For nearly a year, I have listened to Speech Delay Stories. I do appreciate each and every one. The one about my friend's son who said to his grandfather, "I can
too talk. I just didn't
want to." The one about the child who never spoke a word until he spoke in full and eloquent sentences. The ones about the (many) children who spoke their own language until they finally gave it up for the preferred household language at age (pick one): two, three, four.
The one about the child who passed all the hearing tests but was discovered - much later - to be, in fact, 80% deaf. The one about the child diagnosed with autism at age 2 whose diagnosis was retracted four years later when he suddenly started communicating verbally.

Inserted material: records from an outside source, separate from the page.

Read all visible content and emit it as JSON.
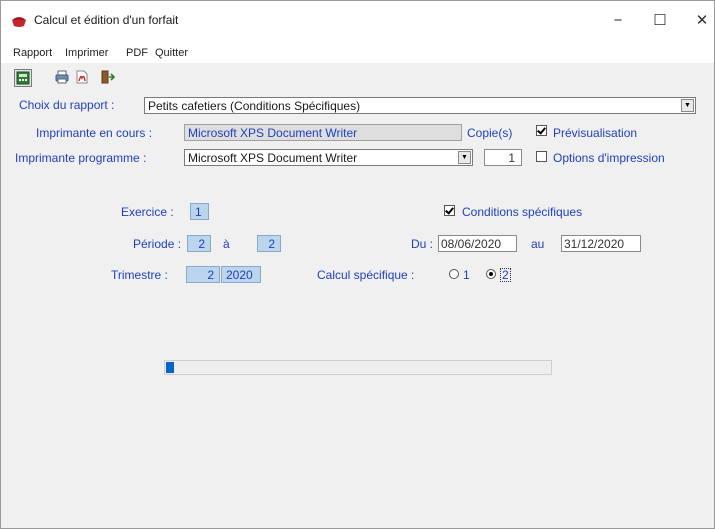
{
  "window": {
    "title": "Calcul et édition d'un forfait",
    "minimize_glyph": "−",
    "maximize_glyph": "☐",
    "close_glyph": "✕"
  },
  "menu": {
    "items": [
      "Rapport",
      "Imprimer",
      "PDF",
      "Quitter"
    ]
  },
  "toolbar": {
    "icons": [
      "calculator-icon",
      "printer-icon",
      "pdf-icon",
      "exit-icon"
    ]
  },
  "report": {
    "label": "Choix du rapport :",
    "value": "Petits cafetiers (Conditions Spécifiques)"
  },
  "printer_current": {
    "label": "Imprimante en cours :",
    "value": "Microsoft XPS Document Writer"
  },
  "printer_program": {
    "label": "Imprimante programme :",
    "value": "Microsoft XPS Document Writer"
  },
  "copies": {
    "label": "Copie(s)",
    "value": "1"
  },
  "preview": {
    "label": "Prévisualisation",
    "checked": true
  },
  "print_options": {
    "label": "Options d'impression",
    "checked": false
  },
  "exercice": {
    "label": "Exercice :",
    "value": "1"
  },
  "periode": {
    "label": "Période :",
    "from": "2",
    "to_label": "à",
    "to": "2"
  },
  "trimestre": {
    "label": "Trimestre :",
    "quarter": "2",
    "year": "2020"
  },
  "conditions": {
    "label": "Conditions spécifiques",
    "checked": true
  },
  "dates": {
    "from_label": "Du :",
    "from": "08/06/2020",
    "to_label": "au",
    "to": "31/12/2020"
  },
  "calcul": {
    "label": "Calcul spécifique :",
    "option1": "1",
    "option2": "2",
    "selected": "2"
  },
  "progress": {
    "fraction": 0.02
  },
  "colors": {
    "label_blue": "#1f3fbf",
    "field_blue_bg": "#bcd5ee",
    "progress_fill": "#0a63c9",
    "window_bg": "#f0f0f0"
  }
}
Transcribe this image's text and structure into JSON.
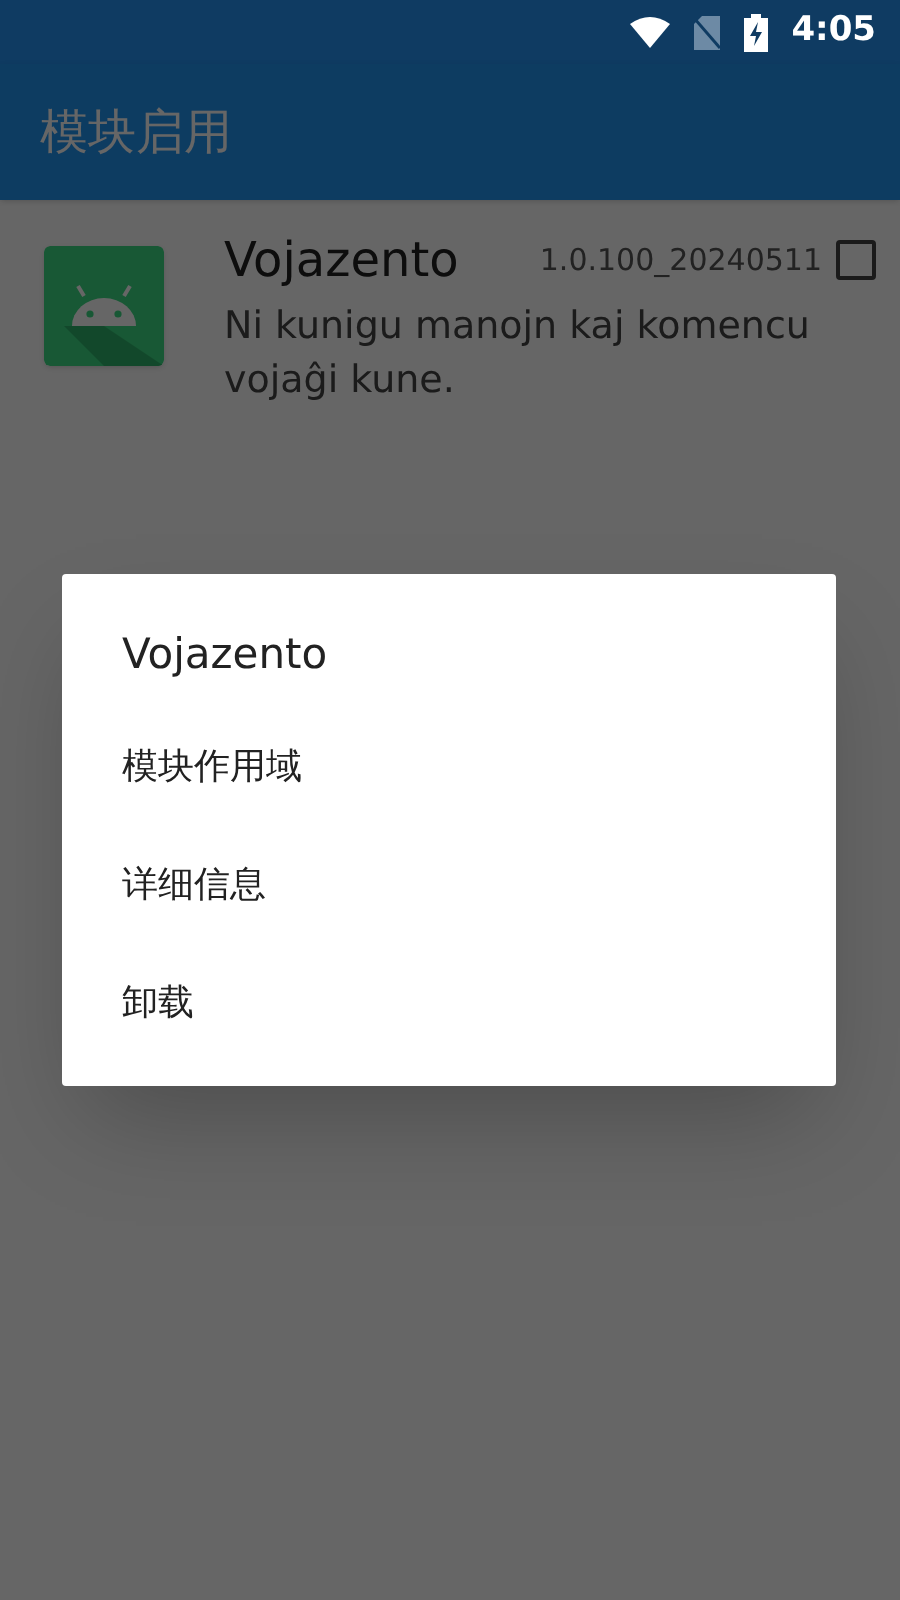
{
  "status_bar": {
    "time": "4:05"
  },
  "app_bar": {
    "title": "模块启用"
  },
  "modules": [
    {
      "name": "Vojazento",
      "version": "1.0.100_20240511",
      "description": "Ni kunigu manojn kaj komencu vojaĝi kune.",
      "checked": false
    }
  ],
  "dialog": {
    "title": "Vojazento",
    "items": [
      "模块作用域",
      "详细信息",
      "卸载"
    ]
  }
}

Almost all of the stories are about boys, and almost all of them have a turning point in their story; a sudden corner is turned, and lo! The child speaks!
For us? We have been traveling on a more circular road.
Metaphorically speaking, of course.
No corners in sight.
Our circle is full of friendly people though; people who want to talk about his speech delay now that he is taller and it is becoming more obvious. I am fine with talking about it, explaining what he is trying to say, discussing his ABA-based speech
therapy, even sharing my concerns that he may have verbal apraxia. (Tune in in a few weeks for the evaluation results!)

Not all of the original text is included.